A fourth-generation farmer, Fisher grew up on a dairy in Valders, Wisconsin. In January 2004, he co-founded Riverside Dairy LLC in nearby Reedsville. There, along with his business partners and their eight employees, Fisher manages almost 800 cattle (with around 400 milking cows) and farms about 750 acres of herd-feeding crops.
Riverside uses research-proven methods to keep its cows comfortable and happy. As a result, the herd produces an impressive 10 million pounds of milk per year while maintaining high fertility rates and low white blood cell counts, a sign of healthy immune systems and good milk quality.
Fisher also makes caring for his community a high priority. He takes significant measures to reduce the environmental impact of his farm and volunteers for multiple organizations. His on- and off-farm achievements earned him the Wisconsin Outstanding Young Farmer award in 2018. Fisher says he tries to be a role model for his two sons, who help with the dairy, and would be proud to pass on his family tradition if they choose to carry farming into a fifth generation.
What factors do you think contribute to the success of your dairy farm?
Retaining employees who are goal-driven and treat my farm like it is their own. Listening to their ideas and asking for their input. Giving them credit when credit is due. Educating both myself and my employees through reading and attending extension meetings. Maintaining solid relationships with my nutritionist, breeder, veterinarian, feed mill, and custom operators. These are all key to achieving success.
How did your time in FISC play a role in your success?
While attending FISC, I worked at the UW Dairy Cattle Center, mainly doing chores. But I also helped with some of the trials. I learned to appreciate research and analyzing data and saw that, although it can be tedious, it pays off in the end. We’ve done on-farm trials with synchronization programs, pre- and post-fresh cow care, cow comfort, herbicide programs, and inoculants to ascertain whether what we are doing is paying off. I need more than just the sales pitch as proof that the product I’m investing in is working.

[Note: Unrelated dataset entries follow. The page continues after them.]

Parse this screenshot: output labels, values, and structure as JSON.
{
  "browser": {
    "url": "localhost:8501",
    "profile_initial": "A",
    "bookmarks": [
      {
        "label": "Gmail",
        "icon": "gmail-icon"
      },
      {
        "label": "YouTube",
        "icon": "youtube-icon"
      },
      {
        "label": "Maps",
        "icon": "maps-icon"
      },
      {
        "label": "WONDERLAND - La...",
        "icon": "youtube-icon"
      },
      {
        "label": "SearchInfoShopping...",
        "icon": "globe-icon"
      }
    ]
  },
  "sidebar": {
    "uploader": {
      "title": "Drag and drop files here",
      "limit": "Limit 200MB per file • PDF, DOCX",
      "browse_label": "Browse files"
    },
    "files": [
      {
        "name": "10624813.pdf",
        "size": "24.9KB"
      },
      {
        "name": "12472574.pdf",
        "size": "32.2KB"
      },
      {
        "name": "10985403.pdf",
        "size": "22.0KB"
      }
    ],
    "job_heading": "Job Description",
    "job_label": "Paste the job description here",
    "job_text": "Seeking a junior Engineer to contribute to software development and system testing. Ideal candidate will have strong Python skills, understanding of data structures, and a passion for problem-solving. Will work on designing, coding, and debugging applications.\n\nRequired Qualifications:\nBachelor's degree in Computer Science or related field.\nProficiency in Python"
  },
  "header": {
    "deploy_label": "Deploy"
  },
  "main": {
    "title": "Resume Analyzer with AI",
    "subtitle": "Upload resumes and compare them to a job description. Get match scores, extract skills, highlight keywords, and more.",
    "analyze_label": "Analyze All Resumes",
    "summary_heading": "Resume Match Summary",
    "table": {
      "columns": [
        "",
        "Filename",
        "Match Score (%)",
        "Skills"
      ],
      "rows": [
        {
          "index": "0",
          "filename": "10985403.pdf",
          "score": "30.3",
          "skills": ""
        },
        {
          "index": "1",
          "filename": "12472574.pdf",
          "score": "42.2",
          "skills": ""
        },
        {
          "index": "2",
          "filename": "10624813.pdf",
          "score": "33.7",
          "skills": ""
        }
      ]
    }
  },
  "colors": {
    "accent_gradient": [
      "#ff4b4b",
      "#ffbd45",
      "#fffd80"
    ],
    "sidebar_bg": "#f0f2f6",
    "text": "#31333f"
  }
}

How do you incorporate sustainability and conservation on your farm?
Recently, I participated in a program named SUSTAIN with Land O’Lakes, my milk cooperative. It assesses conservation and sustainability in dairy farming practices. A checklist asks a series of questions about milk production, manure management, energy and water usage, feed rations, and crop production. The information is reviewed again the following year to assess improvement. Land O’Lakes also uses the information to educate consumers about how the program’s producers are working to reduce enteric greenhouse gas emissions by not using feed ingredients that have been identified as the greatest contributors.
I also work with a certified agronomist and follow a nutrient management plan for crop rotation and manure application spreading rates. On highly erodible soils, winter rye is planted as a cover crop, followed by no-till corn in spring. All of this helps keep the soil healthy and productive, and it reduces the runoff of fertilizer into nearby waterways.